Alex Avery was the director of research and education with the Center for Global Food Issues at Hudson Institute. Prior to joining Hudson in 1994, he was a McKnight research fellow at Purdue University, where he worked on a team developing drought- and disease-resistant sorghum varieties for sub-Saharan Africa.
The Center for Global Food Issues looked at agricultural policy from a global perspective, with reference to both economic and environmental impacts.
Since joining the Center in 1994, Alex represented Hudson at the United Nations World Food Summit in Rome, written widely on an array of topics, spoken to national and international audiences, and appeared on numerous national and international radio and television programs advocating modern, high-yield farming to feed humanity and protect global wildlands. Avery is the co-author of “Farming to Sustain the Environment,” Hudson Briefing Paper No. 190, (Hudson, May 1996) and his articles have appeared in many publications, including the Des Moines Register, USA Today Magazine, The Washington Times, and Canada’s Western Producer.
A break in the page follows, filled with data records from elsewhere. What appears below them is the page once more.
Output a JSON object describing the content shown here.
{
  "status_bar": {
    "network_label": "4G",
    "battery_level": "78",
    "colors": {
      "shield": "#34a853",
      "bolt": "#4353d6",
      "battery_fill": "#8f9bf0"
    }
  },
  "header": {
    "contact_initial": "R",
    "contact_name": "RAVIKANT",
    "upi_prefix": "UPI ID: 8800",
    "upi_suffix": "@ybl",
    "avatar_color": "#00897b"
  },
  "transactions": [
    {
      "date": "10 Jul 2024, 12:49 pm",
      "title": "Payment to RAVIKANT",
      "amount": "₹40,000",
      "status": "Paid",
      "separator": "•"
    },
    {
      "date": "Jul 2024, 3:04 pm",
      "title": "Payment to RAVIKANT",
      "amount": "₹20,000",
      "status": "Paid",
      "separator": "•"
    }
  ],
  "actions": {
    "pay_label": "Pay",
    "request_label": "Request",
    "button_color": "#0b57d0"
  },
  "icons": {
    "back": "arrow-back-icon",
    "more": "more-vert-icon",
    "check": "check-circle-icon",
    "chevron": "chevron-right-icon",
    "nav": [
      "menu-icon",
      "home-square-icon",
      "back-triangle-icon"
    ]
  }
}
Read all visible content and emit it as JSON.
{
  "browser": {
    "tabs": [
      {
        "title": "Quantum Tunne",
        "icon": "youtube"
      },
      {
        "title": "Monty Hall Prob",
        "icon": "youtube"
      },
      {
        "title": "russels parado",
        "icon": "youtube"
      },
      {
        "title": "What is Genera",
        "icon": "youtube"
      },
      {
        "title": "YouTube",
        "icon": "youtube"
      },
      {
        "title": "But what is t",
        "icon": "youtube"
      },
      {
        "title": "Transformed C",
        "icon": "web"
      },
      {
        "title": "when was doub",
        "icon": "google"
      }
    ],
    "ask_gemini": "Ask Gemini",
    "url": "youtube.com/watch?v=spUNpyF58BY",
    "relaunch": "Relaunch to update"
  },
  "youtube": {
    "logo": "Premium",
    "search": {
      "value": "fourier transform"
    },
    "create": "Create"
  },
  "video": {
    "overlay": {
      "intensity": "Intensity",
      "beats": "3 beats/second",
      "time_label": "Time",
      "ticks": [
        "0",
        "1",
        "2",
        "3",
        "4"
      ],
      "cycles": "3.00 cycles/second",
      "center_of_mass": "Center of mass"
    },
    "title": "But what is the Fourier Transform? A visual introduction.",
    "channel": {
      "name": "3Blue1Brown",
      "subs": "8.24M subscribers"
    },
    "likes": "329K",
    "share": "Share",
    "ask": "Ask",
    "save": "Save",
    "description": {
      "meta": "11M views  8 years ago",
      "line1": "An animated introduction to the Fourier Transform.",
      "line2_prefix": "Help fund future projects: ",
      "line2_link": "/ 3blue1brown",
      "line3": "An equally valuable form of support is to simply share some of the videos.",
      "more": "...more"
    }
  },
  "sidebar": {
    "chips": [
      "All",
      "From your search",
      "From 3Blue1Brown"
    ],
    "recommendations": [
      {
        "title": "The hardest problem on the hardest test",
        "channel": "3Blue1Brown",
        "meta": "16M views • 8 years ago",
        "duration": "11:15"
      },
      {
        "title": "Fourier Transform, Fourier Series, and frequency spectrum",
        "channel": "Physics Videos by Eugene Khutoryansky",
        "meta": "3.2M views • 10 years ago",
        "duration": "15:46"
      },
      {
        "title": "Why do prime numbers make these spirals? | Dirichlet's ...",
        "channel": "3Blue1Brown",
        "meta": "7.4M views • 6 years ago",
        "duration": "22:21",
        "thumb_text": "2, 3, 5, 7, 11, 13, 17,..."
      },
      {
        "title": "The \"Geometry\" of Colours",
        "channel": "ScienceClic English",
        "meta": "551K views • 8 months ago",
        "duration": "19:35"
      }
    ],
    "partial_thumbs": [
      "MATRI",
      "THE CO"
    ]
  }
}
He is the author of a new peer-reviewed study documenting that nitrates in drinking water do not cause the infamous “blue baby syndrome” in infants (“Infantile Methemoglobinemia: Reexamining the Role of Drinking Water Nitrates,” Environmental Health Perspectives, July 1999).
He also has spoken on the benefits of high-technology farming techniques, sustainability, preservation of natural habitat and species, and a variety of other agricultural topics during numerous radio and television interviews.
He has appeared on the BBC World Service, NPR, CNNfn, and Showtime.